Many modern software systems are split into loosely coupled services to improve maintainability, scalability, and fault tolerance. Service-oriented architecture (SOA) was an early attempt to split large systems into multiple smaller services that communicate with each other over an enterprise service bus (ESB). SOA ultimately didn’t work because the services used a shared domain model, which meant that changes still required integration and coordination throughout the system.
Nowadays most companies have migrated to a microservice architecture (MSA) in which each service has its own domain model that is exposed via an application programming interface (API). In an MSA, microservices exposing functionality via APIs are called providers, while microservices calling those APIs are called consumers. Together, they form a system where each part is able to evolve independently.
Microservice architectures are not a silver bullet that magically solves all problems with integration and coordination. Some amount of synchronisation effort is still necessary, and breaking changes may still occur when new versions of a microservice are deployed.
This study uses semi-structured interviews with engineers, architects, and managers from multiple companies to uncover current microservice API strategies and challenges in practice.
REST APIs and event-driven communication are the most popular ways to exchange messages between services. SOAP APIs are still used in some places, but only for legacy consumers.
Other, more specialised protocols like GraphQL, WebSockets, and protocol buffers were only mentioned by two participants, and were therefore excluded from the study.
REST APIs are used by all participants and considered to be a de facto standard for service communication, because of their ease of use and minimal setup time for consumers. A few participants also provide client SDKs that abstract REST calls. However, this approach increases maintenance overhead with each additional language that is supported.
When a service needs to be accessible for external consumers, many participants implement a dedicated API gateway that handles all incoming requests and abstracts individual services' APIs and versioning. This ensures loose coupling by providing a single access point for external consumers and hiding the internal architecture.

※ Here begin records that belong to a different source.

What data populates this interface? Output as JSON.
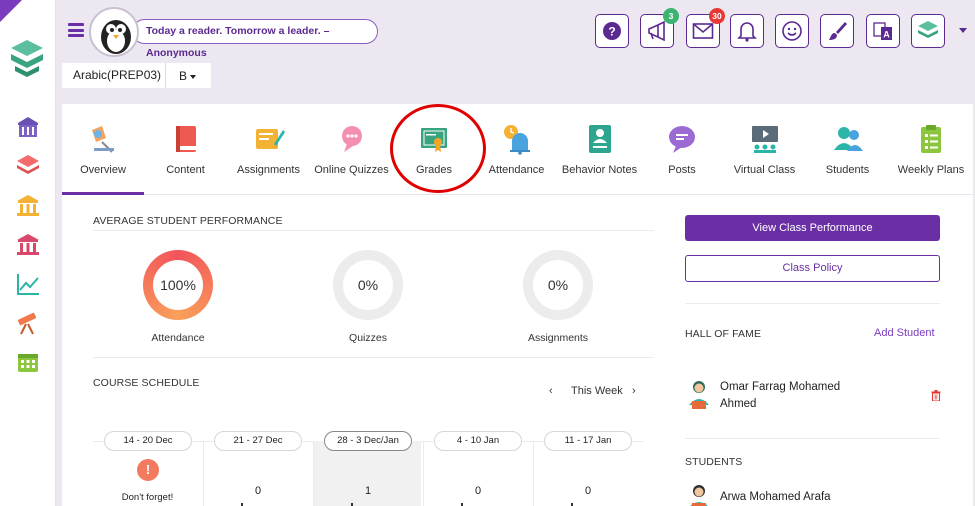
{
  "header": {
    "quote": "Today a reader. Tomorrow a leader. – Anonymous",
    "announcements_badge": "3",
    "messages_badge": "30"
  },
  "breadcrumb": {
    "subject": "Arabic(PREP03)",
    "section": "B"
  },
  "tabs": [
    {
      "label": "Overview",
      "icon": "overview-icon"
    },
    {
      "label": "Content",
      "icon": "book-icon"
    },
    {
      "label": "Assignments",
      "icon": "assignment-icon"
    },
    {
      "label": "Online Quizzes",
      "icon": "quiz-chat-icon"
    },
    {
      "label": "Grades",
      "icon": "certificate-icon"
    },
    {
      "label": "Attendance",
      "icon": "bell-clock-icon"
    },
    {
      "label": "Behavior Notes",
      "icon": "person-note-icon"
    },
    {
      "label": "Posts",
      "icon": "chat-bubble-icon"
    },
    {
      "label": "Virtual Class",
      "icon": "virtual-class-icon"
    },
    {
      "label": "Students",
      "icon": "students-icon"
    },
    {
      "label": "Weekly Plans",
      "icon": "clipboard-icon"
    }
  ],
  "performance": {
    "title": "AVERAGE STUDENT PERFORMANCE",
    "metrics": [
      {
        "label": "Attendance",
        "value": "100%",
        "fraction": 1.0
      },
      {
        "label": "Quizzes",
        "value": "0%",
        "fraction": 0.0
      },
      {
        "label": "Assignments",
        "value": "0%",
        "fraction": 0.0
      }
    ]
  },
  "schedule": {
    "title": "COURSE SCHEDULE",
    "week_label": "This Week",
    "weeks": [
      {
        "range": "14 - 20 Dec",
        "note": "Don't forget!"
      },
      {
        "range": "21 - 27 Dec",
        "count": "0"
      },
      {
        "range": "28 - 3 Dec/Jan",
        "count": "1"
      },
      {
        "range": "4 - 10 Jan",
        "count": "0"
      },
      {
        "range": "11 - 17 Jan",
        "count": "0"
      }
    ]
  },
  "side": {
    "view_performance": "View Class Performance",
    "class_policy": "Class Policy",
    "hall_of_fame_title": "HALL OF FAME",
    "add_student": "Add Student",
    "hall_of_fame": [
      {
        "name_line1": "Omar Farrag Mohamed",
        "name_line2": "Ahmed"
      }
    ],
    "students_title": "STUDENTS",
    "students": [
      {
        "name": "Arwa Mohamed Arafa"
      }
    ]
  },
  "colors": {
    "primary": "#6a2fa5",
    "attendance_ring_start": "#f9a05a",
    "attendance_ring_end": "#f2545b",
    "annotation": "#e00000"
  }
}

All participants use OpenAPI specifications and the Swagger tool to document their REST APIs. OpenAPI specifications are often shared with external consumers, who are typically familiar with the format or even use it themselves. Additionally, some participants use OpenAPI and Swagger to generate code, contract tests, and client SDKs.

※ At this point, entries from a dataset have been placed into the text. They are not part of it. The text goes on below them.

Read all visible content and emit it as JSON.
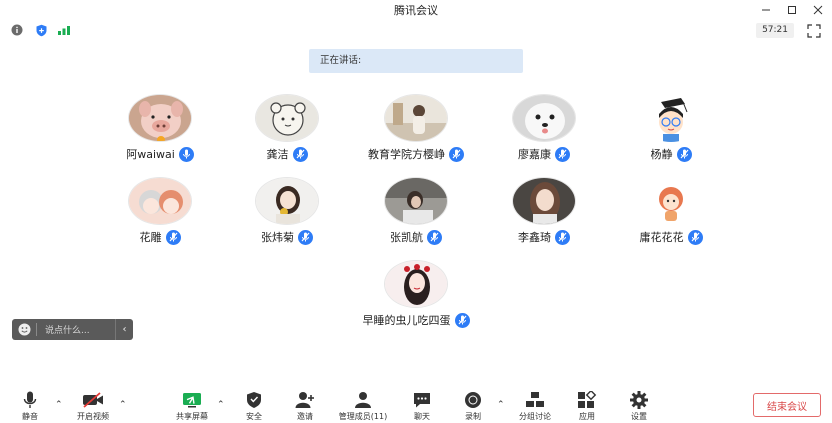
{
  "window": {
    "title": "腾讯会议"
  },
  "status": {
    "timer": "57:21"
  },
  "banner": {
    "speaking_label": "正在讲话:"
  },
  "participants": [
    {
      "name": "阿waiwai"
    },
    {
      "name": "龚洁"
    },
    {
      "name": "教育学院方樱峥"
    },
    {
      "name": "廖嘉康"
    },
    {
      "name": "杨静"
    },
    {
      "name": "花雕"
    },
    {
      "name": "张炜菊"
    },
    {
      "name": "张凯航"
    },
    {
      "name": "李鑫琦"
    },
    {
      "name": "庸花花花"
    },
    {
      "name": "早睡的虫儿吃四蛋"
    }
  ],
  "chat": {
    "placeholder": "说点什么..."
  },
  "toolbar": {
    "mute": "静音",
    "video": "开启视频",
    "share": "共享屏幕",
    "security": "安全",
    "invite": "邀请",
    "members": "管理成员(11)",
    "chat": "聊天",
    "record": "录制",
    "breakout": "分组讨论",
    "apps": "应用",
    "settings": "设置",
    "end": "结束会议"
  },
  "colors": {
    "accent": "#2e7cf6",
    "end": "#d94a4a",
    "banner": "#dbe8f7",
    "share_green": "#1aad52"
  }
}
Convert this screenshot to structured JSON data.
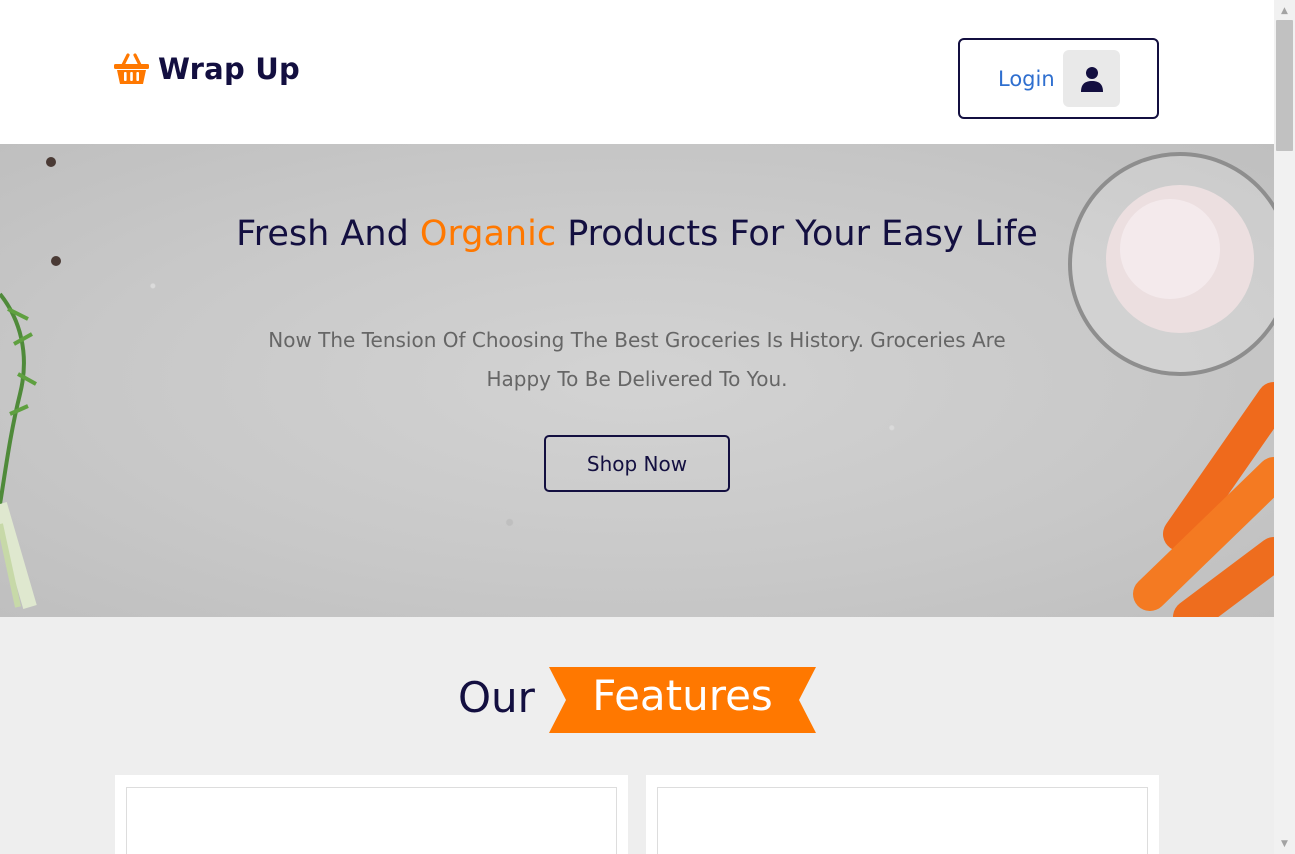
{
  "header": {
    "brand": "Wrap Up",
    "login_label": "Login"
  },
  "hero": {
    "title_part1": "Fresh And ",
    "title_accent": "Organic",
    "title_part2": " Products For Your Easy Life",
    "subtitle": "Now The Tension Of Choosing The Best Groceries Is History. Groceries Are Happy To Be Delivered To You.",
    "cta_label": "Shop Now"
  },
  "features": {
    "heading_plain": "Our",
    "heading_highlight": "Features",
    "cards": [
      {
        "title": ""
      },
      {
        "title": ""
      }
    ]
  },
  "colors": {
    "brand_dark": "#130f40",
    "accent": "#ff7800",
    "login_text": "#2f6fcf"
  },
  "icons": [
    "basket-icon",
    "user-icon",
    "scroll-up-icon",
    "scroll-down-icon"
  ]
}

OpenAPI is only used to specify inputs and outputs. Many participants therefore supplement OpenAPI documentation with text or diagrams to describe other important information, like processes, API behaviour, and semantics. This is often done using wiki tools like Confluence.
Some participants do not document internal REST APIs using Swagger, but instead use comments in source code which are seen as faster and more accurate than Swagger-generated documentation.
Event-driven communication patterns such as publish-subscribe and message queues can be used to send asynchronous messages internally between services.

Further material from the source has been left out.